À Montréal, un voyageur algérien a été refoulé par les autorités canadiennes après son arrivée. Une décision aux conséquences durables sur ses futurs voyages.
Refus d’entrée pour un voyageur algérien à Montréal
Un voyageur en provenance d’Algérie a été intercepté à l’aéroport Pierre-Elliott-Trudeau de Montréal, après avoir pris un vol avec Air Algérie. Les agents de l’Agence des services frontaliers du Canada (ASFC) ont décidé de ne pas autoriser son entrée au pays après avoir étudié attentivement son dossier.
L’examen effectué par l’ASFC a porté sur plusieurs éléments cruciaux tels que la validité du passeport, les motifs du voyage, la cohérence des informations fournies par le voyageur, l’adresse de séjour prévue ainsi que les fonds disponibles pour son séjour. Suite à cette évaluation, la décision a été prise de refuser sa demande d’entrée.
Disposition après le refus d’entrée
Une fois la décision de refus prise, le voyageur n’a pas été laissé dans l’aéroport. Il a été conduit dans un espace réservé à l’écart du passage principal des voyageurs, où il a attendu la mise en place des formalités nécessaires à son retour. Ce type de zone est spécifiquement établi pour gérer de tels cas efficacement, sans perturber le reste des passagers. Dans ce genre de situation, il revient à la compagnie aérienne, en l’occurrence Air Algérie, d’organiser le rapatriement du voyageur à ses frais. Ainsi, le voyageur a été renvoyé vers l’Algérie.
Implications futures
Le refus d’entrée ne s’arrête pas là pour le voyageur concerné. La décision d’immigration prise par l’ASFC est enregistrée dans les bases de données frontalières canadiennes, ce qui signifie que cet incident pourra influencer ses futures demandes de visas ou tentatives d’entrée au Canada. Avoir un antécédent de ce type peut avoir un impact significatif sur les perspectives de voyage du ressortissant algérien.

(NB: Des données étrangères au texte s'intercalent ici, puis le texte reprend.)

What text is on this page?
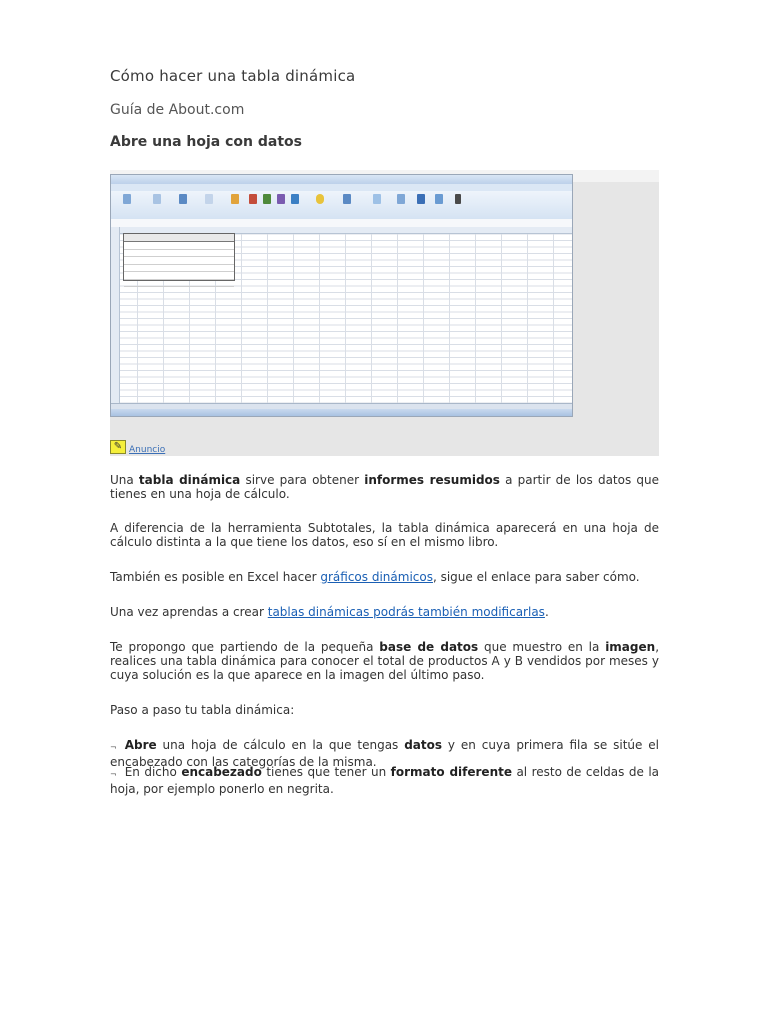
Cómo hacer una tabla dinámica
Guía de About.com
Abre una hoja con datos
✎ Anuncio
Una tabla dinámica sirve para obtener informes resumidos a partir de los datos que tienes en una hoja de cálculo.
A diferencia de la herramienta Subtotales, la tabla dinámica aparecerá en una hoja de cálculo distinta a la que tiene los datos, eso sí en el mismo libro.
También es posible en Excel hacer gráficos dinámicos, sigue el enlace para saber cómo.
Una vez aprendas a crear tablas dinámicas podrás también modificarlas.
Te propongo que partiendo de la pequeña base de datos que muestro en la imagen, realices una tabla dinámica para conocer el total de productos A y B vendidos por meses y cuya solución es la que aparece en la imagen del último paso.
Paso a paso tu tabla dinámica:
¬ Abre una hoja de cálculo en la que tengas datos y en cuya primera fila se sitúe el encabezado con las categorías de la misma.
¬ En dicho encabezado tienes que tener un formato diferente al resto de celdas de la hoja, por ejemplo ponerlo en negrita.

Cet événement s’inscrit dans un contexte déjà tendu entre l’Algérie et le Canada au niveau des liaisons aériennes. En effet, le 23 avril 2026, Air Canada a annoncé qu’elle suspendait sa ligne Montréal-Alger, réduisant ainsi les connexions disponibles entre les deux pays et entraînant une hausse des tarifs aériens. Enfin, l’aéroport de Montréal demeure l’une des portes d’entrée principales pour les voyageurs nord-africains entrant au Canada. Dans cet endroit, les procédures de l’ASFC s’appliquent de manière stricte à tous les passagers internationaux, quelles que soient leurs nationalités.